Die Gedanken eines Toten

Die roten Nächte

der raum ist dunkel, die nacht weit vortgeschritten.
nur der rote, tanzende kreis der kerzen.
metal schleift über metal.
schliff für schliff schärft sich die klinge.
bald ist es soweit.

das schleifen höhrt auf, stille legt sich über mich.
das flackern der kerzen versetzt mich in eine art tranze.
die hand legt sich um die klinge.
überlegen. stille. erwartungen, und doch ganz leer.

anspannung.
die klinge gleitet über die haut, durch sie hindurch bis tief ins fleisch.
kälte. blut rinnt über die klinge und tropft in großen, roten trähnen zu boden.

leere. ein anflug von genuss und genugtuhung durchfliest mich.
ich beobachte den stetig zunehmenden fluss des roten lebenssaftes.
meine zunge berührt ihn und der warme, metalerne geschmack des blutes erfüllt meinen mund.
ein sonderbares gefühl der glücklichkeit und selbstbestimmung erfüllt mich.

der wunsch auf mehr.

ich beobachte das rote gerinnsal weiter, bis das gefühl der schwäche sich einstellt.
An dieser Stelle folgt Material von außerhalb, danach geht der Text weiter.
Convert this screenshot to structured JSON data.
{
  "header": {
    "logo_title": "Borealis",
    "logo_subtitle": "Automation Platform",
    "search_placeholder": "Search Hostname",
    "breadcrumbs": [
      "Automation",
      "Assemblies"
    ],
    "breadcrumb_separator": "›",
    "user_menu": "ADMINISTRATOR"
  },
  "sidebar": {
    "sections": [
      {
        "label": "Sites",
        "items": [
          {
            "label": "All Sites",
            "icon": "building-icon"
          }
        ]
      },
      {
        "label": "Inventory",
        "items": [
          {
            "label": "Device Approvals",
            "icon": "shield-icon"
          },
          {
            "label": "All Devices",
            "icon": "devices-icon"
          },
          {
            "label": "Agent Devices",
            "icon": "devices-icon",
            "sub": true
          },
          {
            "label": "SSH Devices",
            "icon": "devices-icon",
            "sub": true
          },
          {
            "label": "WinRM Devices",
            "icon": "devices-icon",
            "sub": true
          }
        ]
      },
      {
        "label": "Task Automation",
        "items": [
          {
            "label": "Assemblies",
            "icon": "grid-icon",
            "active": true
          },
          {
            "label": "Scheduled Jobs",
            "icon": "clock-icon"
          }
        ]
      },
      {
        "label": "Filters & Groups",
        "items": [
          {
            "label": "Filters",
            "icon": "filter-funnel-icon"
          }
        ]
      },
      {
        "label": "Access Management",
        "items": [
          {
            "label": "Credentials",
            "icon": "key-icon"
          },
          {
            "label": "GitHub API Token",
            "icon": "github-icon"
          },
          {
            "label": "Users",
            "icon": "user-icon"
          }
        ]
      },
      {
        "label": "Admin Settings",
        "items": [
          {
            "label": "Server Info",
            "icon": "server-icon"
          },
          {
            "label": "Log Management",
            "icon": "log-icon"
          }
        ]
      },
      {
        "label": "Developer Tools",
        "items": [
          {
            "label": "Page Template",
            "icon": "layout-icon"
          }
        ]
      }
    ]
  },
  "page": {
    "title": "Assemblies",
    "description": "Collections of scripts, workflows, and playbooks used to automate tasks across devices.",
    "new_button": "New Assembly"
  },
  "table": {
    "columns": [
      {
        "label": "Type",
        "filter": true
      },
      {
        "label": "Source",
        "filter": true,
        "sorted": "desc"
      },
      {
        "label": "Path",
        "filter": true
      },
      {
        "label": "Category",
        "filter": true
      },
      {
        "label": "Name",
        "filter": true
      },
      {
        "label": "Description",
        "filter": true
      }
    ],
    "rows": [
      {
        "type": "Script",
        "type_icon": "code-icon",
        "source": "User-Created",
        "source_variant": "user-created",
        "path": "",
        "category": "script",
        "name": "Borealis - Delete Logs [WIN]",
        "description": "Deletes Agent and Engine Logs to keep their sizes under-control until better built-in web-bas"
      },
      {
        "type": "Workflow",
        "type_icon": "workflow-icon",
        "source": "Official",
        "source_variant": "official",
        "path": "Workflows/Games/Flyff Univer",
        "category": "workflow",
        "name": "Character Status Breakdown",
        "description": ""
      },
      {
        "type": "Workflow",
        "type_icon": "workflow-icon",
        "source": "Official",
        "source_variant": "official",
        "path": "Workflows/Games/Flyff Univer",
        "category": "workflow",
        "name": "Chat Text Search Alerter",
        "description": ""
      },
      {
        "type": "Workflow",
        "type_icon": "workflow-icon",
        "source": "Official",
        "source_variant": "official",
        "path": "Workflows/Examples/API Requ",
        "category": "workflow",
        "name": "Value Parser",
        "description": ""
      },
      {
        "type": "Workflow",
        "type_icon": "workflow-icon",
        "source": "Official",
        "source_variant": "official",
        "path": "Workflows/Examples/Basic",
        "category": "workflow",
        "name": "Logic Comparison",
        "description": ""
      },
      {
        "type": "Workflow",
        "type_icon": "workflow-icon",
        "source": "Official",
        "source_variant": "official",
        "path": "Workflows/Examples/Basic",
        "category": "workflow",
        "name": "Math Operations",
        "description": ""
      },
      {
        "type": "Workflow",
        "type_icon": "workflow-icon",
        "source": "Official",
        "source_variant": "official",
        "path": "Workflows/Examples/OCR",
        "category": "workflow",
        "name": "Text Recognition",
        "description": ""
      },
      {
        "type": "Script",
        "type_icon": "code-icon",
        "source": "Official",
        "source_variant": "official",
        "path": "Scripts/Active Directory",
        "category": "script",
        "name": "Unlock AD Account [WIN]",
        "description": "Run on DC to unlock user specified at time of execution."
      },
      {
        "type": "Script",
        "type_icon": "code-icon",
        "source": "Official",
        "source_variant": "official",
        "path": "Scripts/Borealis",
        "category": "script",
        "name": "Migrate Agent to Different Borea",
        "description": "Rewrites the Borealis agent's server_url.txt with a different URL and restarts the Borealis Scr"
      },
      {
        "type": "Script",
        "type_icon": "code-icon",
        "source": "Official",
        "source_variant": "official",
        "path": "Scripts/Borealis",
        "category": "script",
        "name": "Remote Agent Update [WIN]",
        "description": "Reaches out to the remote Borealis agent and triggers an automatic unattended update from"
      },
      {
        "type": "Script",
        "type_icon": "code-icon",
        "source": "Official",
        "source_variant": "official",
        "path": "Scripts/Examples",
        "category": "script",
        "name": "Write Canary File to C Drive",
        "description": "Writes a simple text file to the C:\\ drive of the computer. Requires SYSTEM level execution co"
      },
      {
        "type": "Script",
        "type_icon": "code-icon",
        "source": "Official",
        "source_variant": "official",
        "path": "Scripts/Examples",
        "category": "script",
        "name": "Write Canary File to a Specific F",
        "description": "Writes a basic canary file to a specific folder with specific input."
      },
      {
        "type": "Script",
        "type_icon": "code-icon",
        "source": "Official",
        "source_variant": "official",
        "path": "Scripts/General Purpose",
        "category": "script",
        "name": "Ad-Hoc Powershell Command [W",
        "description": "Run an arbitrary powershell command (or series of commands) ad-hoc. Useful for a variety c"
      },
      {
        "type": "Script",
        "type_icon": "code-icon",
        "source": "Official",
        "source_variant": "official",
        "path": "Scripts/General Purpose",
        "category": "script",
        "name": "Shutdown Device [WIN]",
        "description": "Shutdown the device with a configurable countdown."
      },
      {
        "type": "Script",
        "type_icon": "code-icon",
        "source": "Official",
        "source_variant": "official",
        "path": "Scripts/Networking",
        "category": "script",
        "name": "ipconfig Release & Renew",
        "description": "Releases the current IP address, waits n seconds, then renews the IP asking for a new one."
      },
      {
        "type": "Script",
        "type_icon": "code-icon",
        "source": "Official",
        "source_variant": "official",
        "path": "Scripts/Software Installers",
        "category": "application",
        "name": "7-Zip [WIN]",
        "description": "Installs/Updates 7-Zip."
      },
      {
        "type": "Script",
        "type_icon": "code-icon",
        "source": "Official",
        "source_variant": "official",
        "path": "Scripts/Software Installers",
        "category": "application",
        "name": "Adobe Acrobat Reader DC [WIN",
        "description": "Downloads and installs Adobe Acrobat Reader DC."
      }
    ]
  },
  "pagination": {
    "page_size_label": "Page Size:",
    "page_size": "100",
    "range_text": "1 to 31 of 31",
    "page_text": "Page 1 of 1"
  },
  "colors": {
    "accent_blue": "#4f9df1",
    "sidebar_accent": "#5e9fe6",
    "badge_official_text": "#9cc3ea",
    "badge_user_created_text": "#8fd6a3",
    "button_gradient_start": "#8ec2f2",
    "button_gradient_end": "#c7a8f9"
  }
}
die sehnsucht nach mehr!!!

stilles begreifen. enteuschung.

ich lege die klinge aus der hand. beobachte das orange licht, wie es auf der klinge spiegelt, wie es sich auf dem rot bricht.
bodenlose enteuschung.
mein lehrer blick wandert über das vergossene blut, ich rieche seinen warmen duft.
meine gedanken kreisen um den wunsch einfach weg gehen zu können.
egal. mir ist einfach alles egal.
doch noch bin ich hier.

traurig nehme ich einen fetzen tuch, binde es über den blutenden schnitt, ziehe meine jacke an.

trauer und sehnsucht erfüllen mich.
sehnsucht, wie sie wohl keiner nachvollziehen kann.